Earlier menarche correlates with shorter adult height1 and higher childhood body fat2. We conducted a genome-wide association study of age at menarche (AAM) on 15,297 Icelandic women. Combined analysis with replication sets from Iceland, Denmark and the Netherlands (N = 10,040) yielded a significant association between rs314280[T] on 6q21, near the LIN28B gene, and AAM (effect = 1.2 months later per allele; P = 1.8 10-14). A second SNP within the same linkage disequilibrium (LD) block, rs314277, splits rs314280[T] into two haplotypes with different effects (0.9 months and 1.9 months per allele). These variants have been associated with greater adult height3, 4. The association with adult height did not account for the association with AAM or vice versa. Other variants, previously associated with height…did not associate significantly with AAM. Given the link between body fat and AAM, we also assessed 11 variants recently associated with higher body mass index (BMI)…and 5 of those associated with earlier AAM.

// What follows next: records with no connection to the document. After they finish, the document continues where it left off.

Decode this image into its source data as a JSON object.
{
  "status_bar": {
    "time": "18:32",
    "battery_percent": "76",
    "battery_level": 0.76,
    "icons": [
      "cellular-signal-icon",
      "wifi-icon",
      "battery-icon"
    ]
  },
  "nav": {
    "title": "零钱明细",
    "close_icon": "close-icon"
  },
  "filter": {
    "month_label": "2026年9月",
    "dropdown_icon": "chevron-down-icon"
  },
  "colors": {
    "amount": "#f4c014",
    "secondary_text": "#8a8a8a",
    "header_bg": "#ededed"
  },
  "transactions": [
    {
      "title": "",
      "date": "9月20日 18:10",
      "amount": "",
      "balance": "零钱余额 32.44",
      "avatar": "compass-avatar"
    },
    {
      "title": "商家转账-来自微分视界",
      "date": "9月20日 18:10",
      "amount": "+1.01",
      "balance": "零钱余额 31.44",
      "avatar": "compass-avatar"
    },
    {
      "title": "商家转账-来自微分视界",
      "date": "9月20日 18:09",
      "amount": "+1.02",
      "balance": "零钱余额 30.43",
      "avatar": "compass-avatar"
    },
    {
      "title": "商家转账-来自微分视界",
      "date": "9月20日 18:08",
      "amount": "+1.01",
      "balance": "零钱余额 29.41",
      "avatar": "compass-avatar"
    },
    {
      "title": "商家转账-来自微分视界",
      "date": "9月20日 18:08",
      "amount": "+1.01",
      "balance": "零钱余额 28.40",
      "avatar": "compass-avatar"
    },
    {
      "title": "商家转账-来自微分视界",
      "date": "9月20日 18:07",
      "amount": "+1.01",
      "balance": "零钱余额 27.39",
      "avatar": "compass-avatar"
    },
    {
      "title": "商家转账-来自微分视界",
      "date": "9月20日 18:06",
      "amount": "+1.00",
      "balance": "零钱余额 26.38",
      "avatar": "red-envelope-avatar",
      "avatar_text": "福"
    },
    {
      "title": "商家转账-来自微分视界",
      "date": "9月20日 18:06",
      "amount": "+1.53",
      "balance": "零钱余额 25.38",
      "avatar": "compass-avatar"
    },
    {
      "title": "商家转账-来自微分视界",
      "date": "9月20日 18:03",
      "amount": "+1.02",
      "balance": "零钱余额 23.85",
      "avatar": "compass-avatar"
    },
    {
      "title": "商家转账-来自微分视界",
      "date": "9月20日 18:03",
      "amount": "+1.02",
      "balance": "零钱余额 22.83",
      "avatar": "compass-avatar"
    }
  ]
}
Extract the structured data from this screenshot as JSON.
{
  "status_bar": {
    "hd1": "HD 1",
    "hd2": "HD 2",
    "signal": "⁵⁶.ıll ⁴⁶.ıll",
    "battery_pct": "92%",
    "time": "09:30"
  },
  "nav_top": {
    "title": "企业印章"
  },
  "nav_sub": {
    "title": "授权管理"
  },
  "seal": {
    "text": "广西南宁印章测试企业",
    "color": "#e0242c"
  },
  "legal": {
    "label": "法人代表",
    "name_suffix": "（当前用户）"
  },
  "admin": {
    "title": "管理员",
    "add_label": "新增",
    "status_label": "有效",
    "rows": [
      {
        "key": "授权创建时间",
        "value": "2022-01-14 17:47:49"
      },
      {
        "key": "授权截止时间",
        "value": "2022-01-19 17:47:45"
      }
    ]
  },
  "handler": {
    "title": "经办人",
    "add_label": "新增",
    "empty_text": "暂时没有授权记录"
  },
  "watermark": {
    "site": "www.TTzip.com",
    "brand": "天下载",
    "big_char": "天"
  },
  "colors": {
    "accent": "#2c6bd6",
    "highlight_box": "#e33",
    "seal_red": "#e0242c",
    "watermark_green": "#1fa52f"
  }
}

These work are interesting because if the genetic mechanisms by which menopause occurs are elucidated, perhaps the question of whether it is an adaptation, or not, will be resolved (or greater clarity attained). Below are some figures on the global distribution of some of the larger effect SNPs identified from the HGDP browser.
rs314277 on LIN28B, with “A” variant increasing menarche by 0.0963 years.
rs1172822, -0.4 year per “T” allele for age at menopause.
rs236114; +0.5 year per “A” allele for age at menopause. I think the labels for the HGDP are off here. Pubmed agrees with the paper, so I suspect T = A, and C = G.
rs7333181; +0.5 year per “A” allele for age at menopause.
rs314276, “C” allele, 0.12 years earlier menarche, earlier breast development, earlier voice breaking and more advanced pubic hair development (in boys), faster tempo of height growth in girls and shorter adult height in both sexes.
1) Be careful to compare across populations obviously. Effect sizes (or perhaps direction) might differ for a given variant.
2) The fact that these loci are implicated in lots of traits is not surprising, but intriguing. One of the arguments for the timing of menopause is that is adaptive for older women to aid in the rearing of their daughter’s offspring, as opposed to risking further pregnancy. These data suggest a connection between onset of puberty and menopause. All things equal shifting the onset of puberty will have a much bigger direct fitness effect it seems to me than the secondary effects of grandmothers.